A. PENDAHULUAN
1. Latar Belakang
Salah satu pendekatan kepemimpinan saat ini yang sering menjadi fokus penelitian sejak awal tahun 1980-an adalah pendekatan transformasional. Pendekatan ini merupakan bagian dari paradigma "kepemimpinan baru" (Bryman, 1992). Namun, persoalan yang dihadapi oleh sebagian besar organisasi/institusi/instansi, baik swasta maupun pemerintah pada saat ini adalah mencari figur pemimpin yang  benar-benar  mampu  menjalankan  tugasnya  dengan  baik.

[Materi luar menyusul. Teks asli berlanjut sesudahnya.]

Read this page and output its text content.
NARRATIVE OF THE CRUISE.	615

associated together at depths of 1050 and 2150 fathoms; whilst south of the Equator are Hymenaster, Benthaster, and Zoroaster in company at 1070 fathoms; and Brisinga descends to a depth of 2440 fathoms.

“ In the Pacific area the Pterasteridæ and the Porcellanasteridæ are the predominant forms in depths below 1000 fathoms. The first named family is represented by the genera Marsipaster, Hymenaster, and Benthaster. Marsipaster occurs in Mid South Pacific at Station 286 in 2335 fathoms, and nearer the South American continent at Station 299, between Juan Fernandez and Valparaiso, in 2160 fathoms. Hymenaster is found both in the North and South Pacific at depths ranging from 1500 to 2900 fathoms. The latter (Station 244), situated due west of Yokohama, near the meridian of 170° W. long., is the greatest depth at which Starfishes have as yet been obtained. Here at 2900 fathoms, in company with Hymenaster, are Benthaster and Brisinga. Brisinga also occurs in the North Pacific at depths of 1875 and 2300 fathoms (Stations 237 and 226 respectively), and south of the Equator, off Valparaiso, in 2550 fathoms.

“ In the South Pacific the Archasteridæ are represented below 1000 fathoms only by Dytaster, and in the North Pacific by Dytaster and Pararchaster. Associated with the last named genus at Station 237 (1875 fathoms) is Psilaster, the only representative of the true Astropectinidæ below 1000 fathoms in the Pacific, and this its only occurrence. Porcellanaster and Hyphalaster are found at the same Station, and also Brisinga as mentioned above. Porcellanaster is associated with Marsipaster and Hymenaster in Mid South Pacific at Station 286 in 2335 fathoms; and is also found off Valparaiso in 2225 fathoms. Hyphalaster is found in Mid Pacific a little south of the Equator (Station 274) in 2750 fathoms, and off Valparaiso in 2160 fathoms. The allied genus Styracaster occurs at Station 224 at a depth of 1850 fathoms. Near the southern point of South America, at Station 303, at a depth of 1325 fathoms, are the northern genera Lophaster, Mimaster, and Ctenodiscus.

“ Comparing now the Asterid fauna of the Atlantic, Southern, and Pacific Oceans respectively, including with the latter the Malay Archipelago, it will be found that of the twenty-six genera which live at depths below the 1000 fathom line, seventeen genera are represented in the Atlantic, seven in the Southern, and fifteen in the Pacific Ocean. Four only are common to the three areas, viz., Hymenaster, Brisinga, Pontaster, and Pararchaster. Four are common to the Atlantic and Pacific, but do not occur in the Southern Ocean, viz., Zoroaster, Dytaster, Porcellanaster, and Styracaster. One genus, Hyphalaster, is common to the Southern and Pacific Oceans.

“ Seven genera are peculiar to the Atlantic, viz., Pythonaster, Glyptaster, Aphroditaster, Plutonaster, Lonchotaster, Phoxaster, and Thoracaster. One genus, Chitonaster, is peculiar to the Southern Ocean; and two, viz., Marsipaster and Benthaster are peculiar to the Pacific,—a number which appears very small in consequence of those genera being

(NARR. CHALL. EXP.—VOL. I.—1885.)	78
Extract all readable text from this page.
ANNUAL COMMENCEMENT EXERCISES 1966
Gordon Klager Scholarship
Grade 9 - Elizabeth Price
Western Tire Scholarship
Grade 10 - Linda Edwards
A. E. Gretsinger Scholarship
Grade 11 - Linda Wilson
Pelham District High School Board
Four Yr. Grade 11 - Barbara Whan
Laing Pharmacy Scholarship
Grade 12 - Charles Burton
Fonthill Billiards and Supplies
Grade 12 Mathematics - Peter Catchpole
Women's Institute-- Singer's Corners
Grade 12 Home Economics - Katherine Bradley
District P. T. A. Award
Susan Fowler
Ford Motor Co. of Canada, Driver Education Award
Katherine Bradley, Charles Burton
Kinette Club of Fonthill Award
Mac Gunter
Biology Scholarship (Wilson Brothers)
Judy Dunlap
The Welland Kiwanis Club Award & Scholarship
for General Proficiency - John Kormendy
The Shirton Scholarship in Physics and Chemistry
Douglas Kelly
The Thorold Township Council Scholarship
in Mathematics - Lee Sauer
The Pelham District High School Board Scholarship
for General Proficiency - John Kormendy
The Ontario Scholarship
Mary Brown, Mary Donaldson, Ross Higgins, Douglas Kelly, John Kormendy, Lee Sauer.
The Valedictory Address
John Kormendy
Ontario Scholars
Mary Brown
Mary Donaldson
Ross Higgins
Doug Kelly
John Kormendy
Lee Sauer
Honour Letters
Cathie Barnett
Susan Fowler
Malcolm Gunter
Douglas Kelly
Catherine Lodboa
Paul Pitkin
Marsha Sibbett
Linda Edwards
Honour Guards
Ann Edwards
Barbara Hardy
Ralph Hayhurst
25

Secara empiris, terkadang sulit membedakan antara pola kepemimpinan organisasi formal dan nonformal karena pada praktiknya dalam mengelola organisasi formal, pola kepemimpinan yang ditunjukkan oleh sebagain "pemimpin" hampir sama dengan megelola organisasi nonformal. Pada praktiknya dalam mengelola organisasi nonformal, seperti perkumpulan, paguyuban, dan klub-klub tertentu, pola kepemimpinannya hampir sama dengan megelola organisasi formal.
Adanya budaya organisasi yang kurang sehat ini mengakibatkan kecenderungan suatu organisasi menjadi tidak berdaya. Sebab, kepemimpinan dalam organisasi formal tidak dapat disamakan dengan kepemimpinan dalam organisasi perkumpulan, paguyuban, dan klub-klub tertentu. Dengan demikian, pencampuradukan budaya kepemimpinan organisasi perkumpulan, paguyuban, dan klub-klub tertentu ke dalam organisasi/lembaga/instansi mengakibatkan semakin tidak efektifnya kepemimpinan organisasi/lembaga/instansi.
Kecenderungan budaya kepemimpinan organisasi perkumpulan, paguyuban, dan klub-klub tertentu itu, yaitu  berkembangnya  pola kepemimpinan laissez- faire. Gaya  kepemimpinan seperti ini  memberikan  kebebasan  kepada  personel-personelnya secara leluasa dengan tidak disertai daya kontrol yang kuat. Sehingga hubungan-hubungan yang semestinya menambah kemitraan akhirnya menjadi kurang baik  (Northouse, 2007)
Berbeda halnya, dengan pemimpin dalam organisasi modern. Para pemimpin organisasi modern telah menghadapi banyak situasi yang jarang ditemui oleh para pemimpin organisasi sebelumnya. "Saat ini pemimpin sering diminta untuk membuat pengurangan personel besar-besaran, menghilangkan kadar yang tidak perlu dari organisasi dan beban kerja lebih rendah, memperkenalkan tim kerja untuk meningkatkan pengambilan keputusan organisasi dan alur kerja, untuk kembali bekerja profesional sehingga anggota organisasi akan lebih efisien dan efektif, dan memulai program yang dirancang untuk meningkatkan kualitas keseluruhan fungsi organisasi (Certo & Certo, 2012).
Baca juga: Kepemimpinan di Sekolah: Gaya Transformasional Menghadapi Tantangan Global
Lima gaya kepemimpinan telah muncul dalam beberapa tahun terakhir untuk memenuhi situasi-situasi baru, yakni kepemimpinan transformasional, kepemimpinan yang cenderung membina/melatih, kepemimpinan super (superleadership), kepemimpinan melayani, dan kepemimpinan kewirausahaan. Dari lima gaya kepemimpinan tersebut, penulis lebih memfokuskan pada pembahasan mengenai kepemimpinan transformasional sebagai pilihan bagi pemimpin saat ini dan pemimpin masa depan.
Seperti namanya, pendekatan transformasional adalah sebuah proses yang mengubah dan mentransformasikan individu. Pendekatan ini berhubungan dengan nilai-nilai, etika, standar, dan tujuan-tujuan jangka panjang. Kepemimpinan transformasional meliputi: menilai motif para pengikutnya, memuaskan kebutuhan mereka dan memperlakukan mereka sebagai manusia seutuhnya.
Pendekatan ini merupakan sebuah proses yang menggolongkan kepemimpinan berkarisma dan bervisi. Meskipun pemimpin transformasional mempunyai peranan yang sangat penting dalam mempercepat perubahan, para pengikut dan para pemimpin sangat terikat sehingga tidak mungkin dapat lepas dalam proses transformasi (Northouse, 2007).